Dia mengangkat bahu. “Tak ada yang seperti mu.”
“Manusia tak kan ada yang sama.”
“Ya… dan sempat terpikir oleh ku barusan untuk mendapatkanmu kembali.”
“Kau gila. Lusa kau akan menikah,” aku menyenderkan tubuh ke bangku.
“Perjodohan itu yang membuatku gila.”
“Meskipun kembali tetap saja kita tak akan seperti dulu, yakin aku,” tegasku cuek.
“Iya, itu karena sifat keras kepalamu yang tak pernah memberi kesempatan kedua untuk orang lain,” tukasnya.
“Bagiku kembali lagi ke mantan itu, seperti siap kembali menggali lubang yang sama agar kau terjembab masuk kembali ke kehidupan yang sama. Karena sisanya kau akan kembali mengulang apa-apa saja yang biasa dilakukan termasuk dengan perasaan,” belaku. “It’s just romantisme masa lalu yang sempat terputus dan kau ingin merajutnya kembali. Gak lebih dari rasa penasaran karena desperate dengan keinginanmu waktu kau putuskan aku, dan kau berharap dapat yang lebih baik tapi ternyata tidak.”
Dia menenggak habis sisa minumannya dan meremas gelas plastiknya. “Entah apa yang ada diotakmu. Egois sekali. Tuhan saja bisa memaafkan!”
“Bukan itu maksudku…”
“Lalu apa?”
“Bukan jawabannya jika kita harus kembali menjadi sepasang kekasih setelah kita mencari kebahagian selepas kita berpisah. Bukankah berarti hubungan kita juga telah gagal. Bagiku kita harus tetap mencari, bukannya kembali,” aku tak berani menatap matanya.
Pria didepanku terduduk lemas.
“Jika kita jatuh cinta lagi pasti kita tak akan seperti dulu. Tetapi itu akan lain ceritanya kalau saja…” ucapku mengambang.
Dia membenarkan posisinya ke posisi tegap, menyimak betul apa yang akan aku katakan selanjutnya. “Kalau saja…” dia mengulang ucapan terakhirku.
“Kalau saja, kau bukan mencari aku yang seperti dahulu,” aku menggigit bibirku. Jantungku berubah berdetak lebih kencang. Ini gila, aku tak sadar kata itu terlontar begitu saja.
“Aku tak mengerti.”
“Kisah itu sudah enam tahun yang lalu. It’s impossible  kalau setiap orang tidak berubah dalam jangka waktu sepanjang itu. Jika kau mencari aku yang dahulu tentu saja itu tidak akan ada termasuk pada diriku sendiri.”

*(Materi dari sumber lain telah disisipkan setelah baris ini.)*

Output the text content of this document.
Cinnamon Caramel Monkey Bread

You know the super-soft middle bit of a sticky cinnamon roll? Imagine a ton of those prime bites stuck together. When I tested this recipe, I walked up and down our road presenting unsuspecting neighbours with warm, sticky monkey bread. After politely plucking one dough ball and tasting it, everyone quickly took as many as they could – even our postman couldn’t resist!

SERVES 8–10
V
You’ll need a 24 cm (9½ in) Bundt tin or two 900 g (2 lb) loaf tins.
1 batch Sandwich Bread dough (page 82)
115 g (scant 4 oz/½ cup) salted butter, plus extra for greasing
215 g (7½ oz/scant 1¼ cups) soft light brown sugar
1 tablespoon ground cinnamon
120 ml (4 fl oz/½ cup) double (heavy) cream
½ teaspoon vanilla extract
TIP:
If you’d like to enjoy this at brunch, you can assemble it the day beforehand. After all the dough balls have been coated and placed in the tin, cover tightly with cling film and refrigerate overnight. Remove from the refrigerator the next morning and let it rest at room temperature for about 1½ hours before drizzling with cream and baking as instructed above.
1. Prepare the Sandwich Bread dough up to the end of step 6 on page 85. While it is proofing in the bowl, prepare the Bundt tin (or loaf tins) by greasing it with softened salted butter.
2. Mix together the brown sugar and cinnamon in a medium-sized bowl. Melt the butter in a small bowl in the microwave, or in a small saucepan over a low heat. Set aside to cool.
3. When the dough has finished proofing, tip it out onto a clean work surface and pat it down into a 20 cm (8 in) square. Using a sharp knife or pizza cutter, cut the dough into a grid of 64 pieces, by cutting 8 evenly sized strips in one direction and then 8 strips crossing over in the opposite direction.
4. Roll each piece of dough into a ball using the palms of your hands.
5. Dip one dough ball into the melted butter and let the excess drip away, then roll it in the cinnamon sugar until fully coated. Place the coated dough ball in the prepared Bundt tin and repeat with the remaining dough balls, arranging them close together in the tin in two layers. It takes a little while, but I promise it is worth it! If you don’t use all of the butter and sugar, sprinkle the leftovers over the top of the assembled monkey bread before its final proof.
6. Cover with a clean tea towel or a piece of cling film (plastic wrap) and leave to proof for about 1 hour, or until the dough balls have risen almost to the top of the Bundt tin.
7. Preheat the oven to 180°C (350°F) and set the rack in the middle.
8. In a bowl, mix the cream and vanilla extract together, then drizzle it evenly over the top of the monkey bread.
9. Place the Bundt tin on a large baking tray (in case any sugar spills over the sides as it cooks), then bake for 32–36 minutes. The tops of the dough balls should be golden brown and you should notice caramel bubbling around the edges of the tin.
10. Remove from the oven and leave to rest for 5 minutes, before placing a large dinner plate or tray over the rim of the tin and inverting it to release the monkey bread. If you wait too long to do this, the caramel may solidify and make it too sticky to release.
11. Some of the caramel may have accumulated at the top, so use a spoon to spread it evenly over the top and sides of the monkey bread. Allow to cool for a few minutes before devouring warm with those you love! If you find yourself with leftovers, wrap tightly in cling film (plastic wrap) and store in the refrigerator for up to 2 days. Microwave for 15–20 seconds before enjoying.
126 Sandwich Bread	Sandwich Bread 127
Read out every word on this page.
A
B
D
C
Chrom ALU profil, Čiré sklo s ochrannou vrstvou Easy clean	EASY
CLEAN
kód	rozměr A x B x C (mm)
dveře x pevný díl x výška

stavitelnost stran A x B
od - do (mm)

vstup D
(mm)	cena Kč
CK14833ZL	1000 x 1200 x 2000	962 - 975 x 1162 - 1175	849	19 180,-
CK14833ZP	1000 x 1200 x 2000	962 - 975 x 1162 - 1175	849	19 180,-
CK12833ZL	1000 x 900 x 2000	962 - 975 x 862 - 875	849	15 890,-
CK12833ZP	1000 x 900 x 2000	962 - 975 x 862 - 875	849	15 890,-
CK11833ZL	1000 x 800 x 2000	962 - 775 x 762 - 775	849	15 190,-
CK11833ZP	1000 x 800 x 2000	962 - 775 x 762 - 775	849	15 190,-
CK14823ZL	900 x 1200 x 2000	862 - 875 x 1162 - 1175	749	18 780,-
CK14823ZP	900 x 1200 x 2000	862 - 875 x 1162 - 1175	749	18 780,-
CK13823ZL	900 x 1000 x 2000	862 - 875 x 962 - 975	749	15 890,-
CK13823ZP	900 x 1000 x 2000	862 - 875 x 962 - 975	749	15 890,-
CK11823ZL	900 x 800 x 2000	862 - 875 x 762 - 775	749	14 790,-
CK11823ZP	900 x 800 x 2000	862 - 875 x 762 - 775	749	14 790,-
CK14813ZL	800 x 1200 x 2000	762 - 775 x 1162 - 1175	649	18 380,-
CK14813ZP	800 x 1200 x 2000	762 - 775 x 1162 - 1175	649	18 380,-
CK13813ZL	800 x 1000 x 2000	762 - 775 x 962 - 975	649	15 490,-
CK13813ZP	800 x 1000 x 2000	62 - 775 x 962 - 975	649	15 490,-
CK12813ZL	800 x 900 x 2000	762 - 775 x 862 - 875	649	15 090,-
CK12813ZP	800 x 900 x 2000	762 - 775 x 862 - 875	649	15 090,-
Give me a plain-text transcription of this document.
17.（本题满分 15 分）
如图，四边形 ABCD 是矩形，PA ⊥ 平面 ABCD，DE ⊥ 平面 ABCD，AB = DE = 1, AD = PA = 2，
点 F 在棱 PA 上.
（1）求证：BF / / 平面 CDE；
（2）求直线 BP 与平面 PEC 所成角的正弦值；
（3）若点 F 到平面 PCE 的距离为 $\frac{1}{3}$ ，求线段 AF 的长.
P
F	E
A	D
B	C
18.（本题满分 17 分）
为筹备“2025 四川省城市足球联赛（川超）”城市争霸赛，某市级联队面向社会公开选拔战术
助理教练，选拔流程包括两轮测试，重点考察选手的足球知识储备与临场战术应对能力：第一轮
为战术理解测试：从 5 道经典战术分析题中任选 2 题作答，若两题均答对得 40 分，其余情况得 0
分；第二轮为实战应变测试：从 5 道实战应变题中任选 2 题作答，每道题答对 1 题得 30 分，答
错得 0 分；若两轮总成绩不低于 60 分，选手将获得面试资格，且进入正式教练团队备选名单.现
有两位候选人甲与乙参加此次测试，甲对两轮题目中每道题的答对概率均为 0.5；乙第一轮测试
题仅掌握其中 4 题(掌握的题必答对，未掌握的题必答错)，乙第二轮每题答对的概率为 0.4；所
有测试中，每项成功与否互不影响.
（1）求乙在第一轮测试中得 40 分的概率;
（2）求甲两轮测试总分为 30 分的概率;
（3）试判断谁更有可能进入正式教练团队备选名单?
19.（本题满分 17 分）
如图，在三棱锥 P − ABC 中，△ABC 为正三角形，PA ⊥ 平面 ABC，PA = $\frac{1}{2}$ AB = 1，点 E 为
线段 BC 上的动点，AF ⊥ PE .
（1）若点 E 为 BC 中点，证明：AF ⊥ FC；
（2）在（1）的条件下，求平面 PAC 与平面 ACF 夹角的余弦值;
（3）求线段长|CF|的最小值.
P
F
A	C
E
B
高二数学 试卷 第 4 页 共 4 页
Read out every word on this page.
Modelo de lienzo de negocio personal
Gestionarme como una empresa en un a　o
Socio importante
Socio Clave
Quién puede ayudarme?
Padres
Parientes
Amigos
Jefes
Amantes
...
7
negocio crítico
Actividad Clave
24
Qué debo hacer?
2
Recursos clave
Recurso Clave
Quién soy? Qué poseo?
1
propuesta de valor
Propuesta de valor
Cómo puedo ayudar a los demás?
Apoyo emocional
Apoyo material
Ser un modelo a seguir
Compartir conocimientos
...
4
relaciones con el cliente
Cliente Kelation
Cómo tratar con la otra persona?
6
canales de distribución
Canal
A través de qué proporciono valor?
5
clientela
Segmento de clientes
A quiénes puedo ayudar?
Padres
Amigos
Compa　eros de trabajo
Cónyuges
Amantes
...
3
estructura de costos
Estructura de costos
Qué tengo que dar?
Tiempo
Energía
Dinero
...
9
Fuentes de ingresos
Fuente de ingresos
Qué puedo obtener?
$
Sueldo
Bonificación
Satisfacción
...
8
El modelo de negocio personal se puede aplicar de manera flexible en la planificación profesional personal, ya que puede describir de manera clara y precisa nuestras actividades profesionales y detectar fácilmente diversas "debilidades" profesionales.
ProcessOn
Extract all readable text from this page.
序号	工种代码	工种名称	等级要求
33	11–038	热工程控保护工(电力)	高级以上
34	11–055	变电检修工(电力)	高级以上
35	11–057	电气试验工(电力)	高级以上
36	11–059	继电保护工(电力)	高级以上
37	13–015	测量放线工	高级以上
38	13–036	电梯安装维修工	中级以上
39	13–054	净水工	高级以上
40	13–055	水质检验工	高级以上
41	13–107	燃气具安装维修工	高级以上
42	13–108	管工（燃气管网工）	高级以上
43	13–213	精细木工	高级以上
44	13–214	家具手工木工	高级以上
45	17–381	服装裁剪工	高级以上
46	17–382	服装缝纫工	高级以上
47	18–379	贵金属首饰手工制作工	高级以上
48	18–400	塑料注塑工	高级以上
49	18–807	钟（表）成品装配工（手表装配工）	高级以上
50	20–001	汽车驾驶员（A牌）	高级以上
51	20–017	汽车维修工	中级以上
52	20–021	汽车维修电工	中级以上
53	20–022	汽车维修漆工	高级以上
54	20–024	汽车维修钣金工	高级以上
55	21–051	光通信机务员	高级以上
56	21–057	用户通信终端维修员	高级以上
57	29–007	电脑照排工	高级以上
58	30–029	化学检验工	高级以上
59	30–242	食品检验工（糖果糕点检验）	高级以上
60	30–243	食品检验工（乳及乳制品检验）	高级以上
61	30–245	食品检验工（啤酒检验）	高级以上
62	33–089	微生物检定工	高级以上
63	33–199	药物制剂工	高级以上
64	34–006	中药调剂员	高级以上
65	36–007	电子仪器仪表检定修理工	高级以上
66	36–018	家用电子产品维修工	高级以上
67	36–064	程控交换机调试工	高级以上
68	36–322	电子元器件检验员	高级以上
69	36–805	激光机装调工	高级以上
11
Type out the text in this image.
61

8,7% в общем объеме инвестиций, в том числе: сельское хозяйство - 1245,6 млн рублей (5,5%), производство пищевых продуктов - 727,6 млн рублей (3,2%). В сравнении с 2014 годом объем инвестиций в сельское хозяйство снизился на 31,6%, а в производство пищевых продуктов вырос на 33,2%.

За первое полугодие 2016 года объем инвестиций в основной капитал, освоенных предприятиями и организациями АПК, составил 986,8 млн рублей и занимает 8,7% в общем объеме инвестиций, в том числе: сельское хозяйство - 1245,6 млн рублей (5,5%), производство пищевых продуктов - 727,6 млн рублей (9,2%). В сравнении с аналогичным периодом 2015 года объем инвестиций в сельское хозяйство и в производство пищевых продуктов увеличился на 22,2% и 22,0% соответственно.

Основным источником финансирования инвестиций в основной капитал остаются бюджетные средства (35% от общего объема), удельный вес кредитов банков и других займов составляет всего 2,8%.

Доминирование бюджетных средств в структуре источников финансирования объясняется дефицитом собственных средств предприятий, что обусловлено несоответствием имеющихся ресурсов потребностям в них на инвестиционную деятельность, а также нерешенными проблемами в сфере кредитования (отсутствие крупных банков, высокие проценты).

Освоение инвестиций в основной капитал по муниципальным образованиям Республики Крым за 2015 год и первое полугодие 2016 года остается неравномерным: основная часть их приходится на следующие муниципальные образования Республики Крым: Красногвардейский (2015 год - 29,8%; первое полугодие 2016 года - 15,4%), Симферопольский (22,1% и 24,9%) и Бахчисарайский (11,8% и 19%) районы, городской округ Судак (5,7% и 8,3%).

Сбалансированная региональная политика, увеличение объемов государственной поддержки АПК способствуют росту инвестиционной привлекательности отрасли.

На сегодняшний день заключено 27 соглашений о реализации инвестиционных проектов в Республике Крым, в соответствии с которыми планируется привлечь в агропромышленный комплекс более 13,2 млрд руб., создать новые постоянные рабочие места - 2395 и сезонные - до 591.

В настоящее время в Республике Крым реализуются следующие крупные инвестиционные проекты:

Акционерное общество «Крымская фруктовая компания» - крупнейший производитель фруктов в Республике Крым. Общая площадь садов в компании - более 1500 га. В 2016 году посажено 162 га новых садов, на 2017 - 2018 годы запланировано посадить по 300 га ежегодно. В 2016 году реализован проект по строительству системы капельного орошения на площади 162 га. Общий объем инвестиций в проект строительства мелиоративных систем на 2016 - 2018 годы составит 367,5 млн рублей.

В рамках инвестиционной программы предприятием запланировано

Tiba-tiba dia tergelak dan tertawa puas. “Baiklah… aku… aku mengalah saja,” ucapnya terbata.
“Begitu lebih baik. Aku pun tak sudi menjadi biang keladi jika pernikahanmu gagal esok hari,” kataku.
Hujan sudah berhenti. Dia berdiri dari tempatnya duduk. “Tapi aku ingin kau tau, cinta ini masih sama seperti yang dulu. Kepadanya yang ku kenal dulu.”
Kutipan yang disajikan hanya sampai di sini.